In this paper, we address the problem of dynamic network embedding, that is, representing the nodes of a dynamic network as evolving vectors within a low-dimensional space. While the field of single-graph embedding is wide and established, the field of dynamic graph embedding is comparatively in its infancy. In this paper, we propose that we can take a wide class of established single-graph embedding methods and use them to produce interpretable and powerful dynamic graph embeddings by simply applying them to the dilated unfolded matrix. We provide a theoretical guarantee that, regardless of embedding dimension, these unfolded methods will produce stable embeddings over time and space, meaning that nodes with identical latent behaviour will be exchangeable, regardless of their position in time or space.

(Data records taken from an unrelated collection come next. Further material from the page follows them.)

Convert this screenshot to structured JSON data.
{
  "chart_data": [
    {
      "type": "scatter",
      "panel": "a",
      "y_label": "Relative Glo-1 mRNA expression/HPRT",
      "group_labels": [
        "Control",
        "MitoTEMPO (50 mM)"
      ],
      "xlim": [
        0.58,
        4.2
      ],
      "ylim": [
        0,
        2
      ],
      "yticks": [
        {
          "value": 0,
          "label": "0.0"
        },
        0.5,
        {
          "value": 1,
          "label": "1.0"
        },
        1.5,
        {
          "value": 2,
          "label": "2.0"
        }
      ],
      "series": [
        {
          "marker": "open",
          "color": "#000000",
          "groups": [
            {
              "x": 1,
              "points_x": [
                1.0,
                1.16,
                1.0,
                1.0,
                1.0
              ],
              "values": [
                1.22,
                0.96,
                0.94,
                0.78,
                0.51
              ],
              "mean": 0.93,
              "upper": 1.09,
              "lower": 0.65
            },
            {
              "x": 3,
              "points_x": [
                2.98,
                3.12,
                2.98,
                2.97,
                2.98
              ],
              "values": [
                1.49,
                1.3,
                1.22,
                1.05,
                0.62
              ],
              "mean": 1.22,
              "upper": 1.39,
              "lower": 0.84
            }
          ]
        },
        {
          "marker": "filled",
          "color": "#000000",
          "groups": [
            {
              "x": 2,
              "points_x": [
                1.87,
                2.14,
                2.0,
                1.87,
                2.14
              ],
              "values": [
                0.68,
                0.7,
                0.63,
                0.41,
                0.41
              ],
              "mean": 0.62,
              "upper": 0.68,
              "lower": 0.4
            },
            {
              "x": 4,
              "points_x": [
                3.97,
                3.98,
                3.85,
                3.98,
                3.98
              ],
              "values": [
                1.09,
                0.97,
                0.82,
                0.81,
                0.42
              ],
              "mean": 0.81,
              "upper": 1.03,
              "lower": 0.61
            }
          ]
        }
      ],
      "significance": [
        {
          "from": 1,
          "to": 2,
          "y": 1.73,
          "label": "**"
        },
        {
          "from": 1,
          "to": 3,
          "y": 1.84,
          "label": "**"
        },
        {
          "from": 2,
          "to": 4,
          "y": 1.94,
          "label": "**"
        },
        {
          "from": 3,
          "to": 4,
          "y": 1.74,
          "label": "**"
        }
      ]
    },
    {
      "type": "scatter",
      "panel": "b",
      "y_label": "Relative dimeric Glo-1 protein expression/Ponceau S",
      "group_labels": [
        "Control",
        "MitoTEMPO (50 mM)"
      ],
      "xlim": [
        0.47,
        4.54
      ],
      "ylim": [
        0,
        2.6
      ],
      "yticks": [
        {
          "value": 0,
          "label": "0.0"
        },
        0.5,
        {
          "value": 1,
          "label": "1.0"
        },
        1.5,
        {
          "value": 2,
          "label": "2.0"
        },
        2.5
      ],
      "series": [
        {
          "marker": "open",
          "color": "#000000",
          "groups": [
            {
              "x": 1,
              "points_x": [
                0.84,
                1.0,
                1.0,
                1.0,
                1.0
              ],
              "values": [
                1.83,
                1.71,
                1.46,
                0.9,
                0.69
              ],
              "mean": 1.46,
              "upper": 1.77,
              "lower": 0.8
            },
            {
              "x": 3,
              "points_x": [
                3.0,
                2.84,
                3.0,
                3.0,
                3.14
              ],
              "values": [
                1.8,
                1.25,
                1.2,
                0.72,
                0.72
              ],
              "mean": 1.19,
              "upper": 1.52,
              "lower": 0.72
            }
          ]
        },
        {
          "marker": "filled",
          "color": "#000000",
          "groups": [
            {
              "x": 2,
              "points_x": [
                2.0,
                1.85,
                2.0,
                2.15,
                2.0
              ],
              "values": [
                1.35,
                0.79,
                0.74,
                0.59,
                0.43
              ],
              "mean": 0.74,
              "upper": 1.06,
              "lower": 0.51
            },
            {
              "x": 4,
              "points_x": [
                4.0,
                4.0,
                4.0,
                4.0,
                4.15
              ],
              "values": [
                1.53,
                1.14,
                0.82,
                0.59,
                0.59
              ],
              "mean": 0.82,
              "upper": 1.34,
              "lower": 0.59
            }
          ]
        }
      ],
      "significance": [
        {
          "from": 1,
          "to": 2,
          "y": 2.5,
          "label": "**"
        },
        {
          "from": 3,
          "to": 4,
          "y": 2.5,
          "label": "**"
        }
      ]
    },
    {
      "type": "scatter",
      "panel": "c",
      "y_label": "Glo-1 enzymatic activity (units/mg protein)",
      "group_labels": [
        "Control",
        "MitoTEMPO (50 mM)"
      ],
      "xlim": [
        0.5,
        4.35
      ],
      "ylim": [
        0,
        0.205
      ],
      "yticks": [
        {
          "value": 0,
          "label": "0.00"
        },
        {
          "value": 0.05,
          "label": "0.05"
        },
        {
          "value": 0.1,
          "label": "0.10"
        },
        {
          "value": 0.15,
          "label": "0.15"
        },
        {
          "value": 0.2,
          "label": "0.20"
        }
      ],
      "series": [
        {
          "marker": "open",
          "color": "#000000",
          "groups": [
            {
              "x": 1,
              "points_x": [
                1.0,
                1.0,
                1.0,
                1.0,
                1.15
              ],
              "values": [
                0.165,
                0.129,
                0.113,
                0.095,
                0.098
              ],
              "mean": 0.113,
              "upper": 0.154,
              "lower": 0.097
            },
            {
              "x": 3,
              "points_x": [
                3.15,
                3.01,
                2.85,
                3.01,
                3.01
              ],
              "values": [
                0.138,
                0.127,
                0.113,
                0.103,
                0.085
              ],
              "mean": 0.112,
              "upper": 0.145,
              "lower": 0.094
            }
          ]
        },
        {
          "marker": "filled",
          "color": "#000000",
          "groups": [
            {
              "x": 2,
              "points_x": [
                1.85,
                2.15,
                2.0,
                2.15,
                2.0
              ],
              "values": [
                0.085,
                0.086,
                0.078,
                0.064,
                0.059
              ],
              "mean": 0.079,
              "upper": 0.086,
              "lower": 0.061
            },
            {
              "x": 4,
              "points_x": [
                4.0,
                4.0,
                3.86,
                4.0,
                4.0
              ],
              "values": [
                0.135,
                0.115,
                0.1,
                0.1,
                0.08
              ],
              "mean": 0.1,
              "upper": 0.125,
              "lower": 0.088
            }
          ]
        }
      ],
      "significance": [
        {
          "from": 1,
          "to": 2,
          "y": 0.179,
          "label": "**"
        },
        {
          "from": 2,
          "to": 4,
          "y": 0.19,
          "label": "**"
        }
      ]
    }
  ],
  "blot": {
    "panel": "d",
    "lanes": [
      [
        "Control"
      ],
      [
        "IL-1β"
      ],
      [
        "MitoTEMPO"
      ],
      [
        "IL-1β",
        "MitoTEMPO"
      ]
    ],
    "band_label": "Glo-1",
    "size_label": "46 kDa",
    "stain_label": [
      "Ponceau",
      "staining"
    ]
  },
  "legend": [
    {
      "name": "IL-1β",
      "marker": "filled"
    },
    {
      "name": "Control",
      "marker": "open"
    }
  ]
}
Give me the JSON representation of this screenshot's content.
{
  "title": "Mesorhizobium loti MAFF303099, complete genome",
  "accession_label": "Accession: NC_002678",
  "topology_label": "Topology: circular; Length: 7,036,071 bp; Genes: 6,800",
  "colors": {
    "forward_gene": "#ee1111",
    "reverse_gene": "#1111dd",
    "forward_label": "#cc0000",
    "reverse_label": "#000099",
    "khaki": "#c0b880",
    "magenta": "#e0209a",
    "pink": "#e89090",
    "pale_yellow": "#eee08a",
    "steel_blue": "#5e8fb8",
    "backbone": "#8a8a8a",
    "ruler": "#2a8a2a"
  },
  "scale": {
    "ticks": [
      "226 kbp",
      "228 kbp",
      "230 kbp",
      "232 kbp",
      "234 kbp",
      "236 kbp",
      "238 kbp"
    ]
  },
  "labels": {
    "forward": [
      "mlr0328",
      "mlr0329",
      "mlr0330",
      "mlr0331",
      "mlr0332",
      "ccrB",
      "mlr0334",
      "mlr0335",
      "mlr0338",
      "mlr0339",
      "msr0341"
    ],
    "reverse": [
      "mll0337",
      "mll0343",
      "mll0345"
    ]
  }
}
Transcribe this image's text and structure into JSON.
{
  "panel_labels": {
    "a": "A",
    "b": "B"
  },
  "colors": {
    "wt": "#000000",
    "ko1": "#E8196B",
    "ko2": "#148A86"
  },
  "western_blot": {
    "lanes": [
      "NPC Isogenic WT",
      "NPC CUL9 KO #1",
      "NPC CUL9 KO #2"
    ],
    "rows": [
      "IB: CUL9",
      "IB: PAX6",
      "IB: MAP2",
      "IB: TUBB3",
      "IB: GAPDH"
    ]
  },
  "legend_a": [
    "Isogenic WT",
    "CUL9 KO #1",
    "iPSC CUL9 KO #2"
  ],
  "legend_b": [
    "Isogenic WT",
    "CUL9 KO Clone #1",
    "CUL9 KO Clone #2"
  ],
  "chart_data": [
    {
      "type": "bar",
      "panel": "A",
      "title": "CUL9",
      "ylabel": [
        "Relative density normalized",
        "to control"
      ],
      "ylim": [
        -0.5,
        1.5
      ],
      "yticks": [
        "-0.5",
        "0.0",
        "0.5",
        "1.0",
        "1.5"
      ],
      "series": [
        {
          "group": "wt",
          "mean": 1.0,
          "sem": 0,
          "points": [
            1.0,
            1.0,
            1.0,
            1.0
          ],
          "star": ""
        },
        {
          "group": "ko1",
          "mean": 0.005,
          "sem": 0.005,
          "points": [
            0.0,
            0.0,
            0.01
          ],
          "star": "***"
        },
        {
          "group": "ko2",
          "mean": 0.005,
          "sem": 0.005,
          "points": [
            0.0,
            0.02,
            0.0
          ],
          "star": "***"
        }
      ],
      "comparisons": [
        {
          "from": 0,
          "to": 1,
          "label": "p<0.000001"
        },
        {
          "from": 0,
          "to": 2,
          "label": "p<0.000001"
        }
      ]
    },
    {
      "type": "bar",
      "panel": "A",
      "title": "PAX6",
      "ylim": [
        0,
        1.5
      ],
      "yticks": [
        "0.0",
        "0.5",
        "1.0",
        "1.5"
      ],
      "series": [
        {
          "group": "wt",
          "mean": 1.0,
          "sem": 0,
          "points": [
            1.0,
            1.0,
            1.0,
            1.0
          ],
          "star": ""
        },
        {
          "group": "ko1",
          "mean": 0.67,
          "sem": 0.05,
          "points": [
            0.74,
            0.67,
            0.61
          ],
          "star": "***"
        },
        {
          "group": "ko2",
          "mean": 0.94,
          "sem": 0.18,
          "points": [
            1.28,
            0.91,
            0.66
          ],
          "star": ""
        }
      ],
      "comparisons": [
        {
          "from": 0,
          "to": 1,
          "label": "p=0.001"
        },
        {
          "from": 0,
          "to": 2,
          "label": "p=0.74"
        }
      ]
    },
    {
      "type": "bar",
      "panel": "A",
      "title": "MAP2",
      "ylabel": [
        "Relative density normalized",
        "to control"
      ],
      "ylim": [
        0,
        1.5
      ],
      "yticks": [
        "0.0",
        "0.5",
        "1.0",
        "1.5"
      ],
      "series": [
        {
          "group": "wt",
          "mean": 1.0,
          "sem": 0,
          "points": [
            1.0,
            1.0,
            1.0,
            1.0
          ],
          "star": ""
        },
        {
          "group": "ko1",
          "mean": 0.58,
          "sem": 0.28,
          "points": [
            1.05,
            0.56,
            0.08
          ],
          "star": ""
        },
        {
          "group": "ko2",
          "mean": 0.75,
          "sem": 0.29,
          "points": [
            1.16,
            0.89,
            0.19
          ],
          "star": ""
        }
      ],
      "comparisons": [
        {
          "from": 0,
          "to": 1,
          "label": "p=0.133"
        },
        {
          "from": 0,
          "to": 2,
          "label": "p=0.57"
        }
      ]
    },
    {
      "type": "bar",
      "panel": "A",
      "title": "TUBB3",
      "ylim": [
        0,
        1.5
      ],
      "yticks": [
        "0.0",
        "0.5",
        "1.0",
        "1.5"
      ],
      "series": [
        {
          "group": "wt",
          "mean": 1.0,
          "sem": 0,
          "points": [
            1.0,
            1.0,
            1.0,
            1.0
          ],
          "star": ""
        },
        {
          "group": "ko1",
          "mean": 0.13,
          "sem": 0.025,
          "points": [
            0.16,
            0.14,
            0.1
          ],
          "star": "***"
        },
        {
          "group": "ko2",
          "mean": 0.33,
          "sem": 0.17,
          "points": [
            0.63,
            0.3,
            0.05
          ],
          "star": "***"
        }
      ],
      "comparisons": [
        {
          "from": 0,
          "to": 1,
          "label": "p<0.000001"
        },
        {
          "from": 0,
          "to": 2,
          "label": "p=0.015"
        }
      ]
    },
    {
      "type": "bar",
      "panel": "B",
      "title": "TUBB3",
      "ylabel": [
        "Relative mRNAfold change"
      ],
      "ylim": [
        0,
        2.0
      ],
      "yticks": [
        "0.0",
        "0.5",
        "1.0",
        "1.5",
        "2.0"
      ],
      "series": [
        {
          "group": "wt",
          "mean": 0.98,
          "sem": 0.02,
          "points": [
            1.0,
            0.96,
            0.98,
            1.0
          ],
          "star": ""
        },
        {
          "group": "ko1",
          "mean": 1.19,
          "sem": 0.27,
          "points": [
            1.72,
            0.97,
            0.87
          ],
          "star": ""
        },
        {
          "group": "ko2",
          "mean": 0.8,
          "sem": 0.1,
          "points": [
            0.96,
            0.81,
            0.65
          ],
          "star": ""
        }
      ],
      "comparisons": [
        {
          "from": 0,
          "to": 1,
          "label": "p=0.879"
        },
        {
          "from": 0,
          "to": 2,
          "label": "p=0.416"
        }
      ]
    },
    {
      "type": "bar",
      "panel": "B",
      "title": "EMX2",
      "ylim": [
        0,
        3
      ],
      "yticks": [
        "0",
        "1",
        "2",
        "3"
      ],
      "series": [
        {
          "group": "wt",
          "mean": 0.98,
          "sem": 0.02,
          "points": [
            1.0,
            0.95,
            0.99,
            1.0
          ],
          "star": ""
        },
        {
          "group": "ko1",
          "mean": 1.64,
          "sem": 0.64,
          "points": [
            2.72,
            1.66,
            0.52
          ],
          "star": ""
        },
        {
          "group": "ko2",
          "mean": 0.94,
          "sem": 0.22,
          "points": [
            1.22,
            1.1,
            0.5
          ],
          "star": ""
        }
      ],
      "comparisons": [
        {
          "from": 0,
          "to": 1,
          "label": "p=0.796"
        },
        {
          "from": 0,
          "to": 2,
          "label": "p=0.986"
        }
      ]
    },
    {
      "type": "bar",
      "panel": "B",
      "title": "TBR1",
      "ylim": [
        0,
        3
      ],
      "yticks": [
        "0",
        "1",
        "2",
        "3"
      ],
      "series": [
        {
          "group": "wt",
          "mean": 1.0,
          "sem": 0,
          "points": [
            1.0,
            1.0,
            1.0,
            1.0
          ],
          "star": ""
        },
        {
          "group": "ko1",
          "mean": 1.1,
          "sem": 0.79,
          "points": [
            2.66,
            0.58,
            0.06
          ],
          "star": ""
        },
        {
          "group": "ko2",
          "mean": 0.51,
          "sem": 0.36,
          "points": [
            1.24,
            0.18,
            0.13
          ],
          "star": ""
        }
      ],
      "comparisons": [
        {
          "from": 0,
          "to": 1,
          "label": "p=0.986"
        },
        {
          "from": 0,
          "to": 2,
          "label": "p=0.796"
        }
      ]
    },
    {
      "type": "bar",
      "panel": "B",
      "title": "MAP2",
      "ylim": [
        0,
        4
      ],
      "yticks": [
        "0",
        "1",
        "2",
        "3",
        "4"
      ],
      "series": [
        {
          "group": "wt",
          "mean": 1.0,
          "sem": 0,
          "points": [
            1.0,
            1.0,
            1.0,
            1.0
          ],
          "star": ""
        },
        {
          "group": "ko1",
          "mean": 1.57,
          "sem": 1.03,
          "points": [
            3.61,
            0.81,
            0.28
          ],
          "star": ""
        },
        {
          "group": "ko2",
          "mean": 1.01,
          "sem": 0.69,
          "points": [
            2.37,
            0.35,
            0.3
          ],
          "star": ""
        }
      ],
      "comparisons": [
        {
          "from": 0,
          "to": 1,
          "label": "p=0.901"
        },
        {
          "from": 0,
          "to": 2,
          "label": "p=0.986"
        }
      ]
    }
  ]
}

1D Embedding of Flight Network
Figure: A one-dimensional URLSE displaying the average temporal structure of airports in Italy, the UK and across Europe. The embedding encodes the two main European waves of COVID-19 as well as an annual periodic structure before and after the pandemic. We also see that the pandemic hit Italy slightly before the UK and the rest of Europe.

Valid Conformal Prediction for Dynamic GNNs

Graph neural networks (GNNs) are powerful black-box models which have shown impressive empirical performance. However, without any form of uncertainty quantification, it can be difficult to trust such models in high-risk scenarios. Conformal prediction aims to address this problem, however, an assumption of exchangeability is required for its validity which has limited its applicability to static graphs and transductive regimes. We propose to use unfolding, which allows any existing static GNN to output a dynamic graph embedding with exchangeability properties. Using this, we extend the validity of conformal prediction to dynamic GNNs in both transductive and semi-inductive regimes. We provide a theoretical guarantee of valid conformal prediction in these cases and demonstrate the empirical validity, as well as the performance gains, of unfolded GNNs against standard GNN architectures on both simulated and real datasets.
A dynamic embedding of i.i.d. data using UGCN and a standard GCN.
Figure: UGCN and block diagonal GCN representations of an i.i.d. stochastic block model after applying PCA. The models were trained with transductive masks. Block diagonal GCN appears to encode a significant change over time despite there being none. The embedding from UGCN is exchangeable over time, as would be expected.

Valid Bootstraps for Networks with Applications to Network Visualisation

Quantifying uncertainty in networks is an important step in modelling relationships and interactions between entities. We consider the challenge of bootstrapping an inhomogeneous random graph when only a single observation of the network is made and the underlying data generating function is unknown. We utilise an exchangeable network test that can empirically validate bootstrap samples generated by any method, by testing if the observed and bootstrapped networks are statistically distinguishable. We find that existing methods fail this test. To address this, we propose a principled, novel, distribution-free network bootstrap using k-nearest neighbour smoothing, that can regularly pass this exchangeable network test in both synthetic and real-data scenarios. We demonstrate the utility of this work in combination with the popular data visualisation method t-SNE, where uncertainty estimates from bootstrapping are used to explain whether visible structures represent real statistically sound structures.

Our network bootstrapping procedure
Figure: An overview of the proposed graph bootstrap framework. Given an adjacency matrix (a), we use its network embedding (b) to estimate the probability matrix (c) using k-nearest neighbours, from which the adjacency matrix was drawn. From this, we draw many new adjacency matrices (d) and use them to estimate the uncertainty in the network embedding (e). We then use this uncertainty to explain the visible structures in the network embedding (f).

Accomplishments

Award-Winning Data Visualisation

Runner-up in the Jean Golding Institute's Beauty of Data competition. This visualisation was presented at the Bristol Data and AI Showcase 2022. This visualisation displays an embedding of a friendship network between countries on the world stage based on their alliances.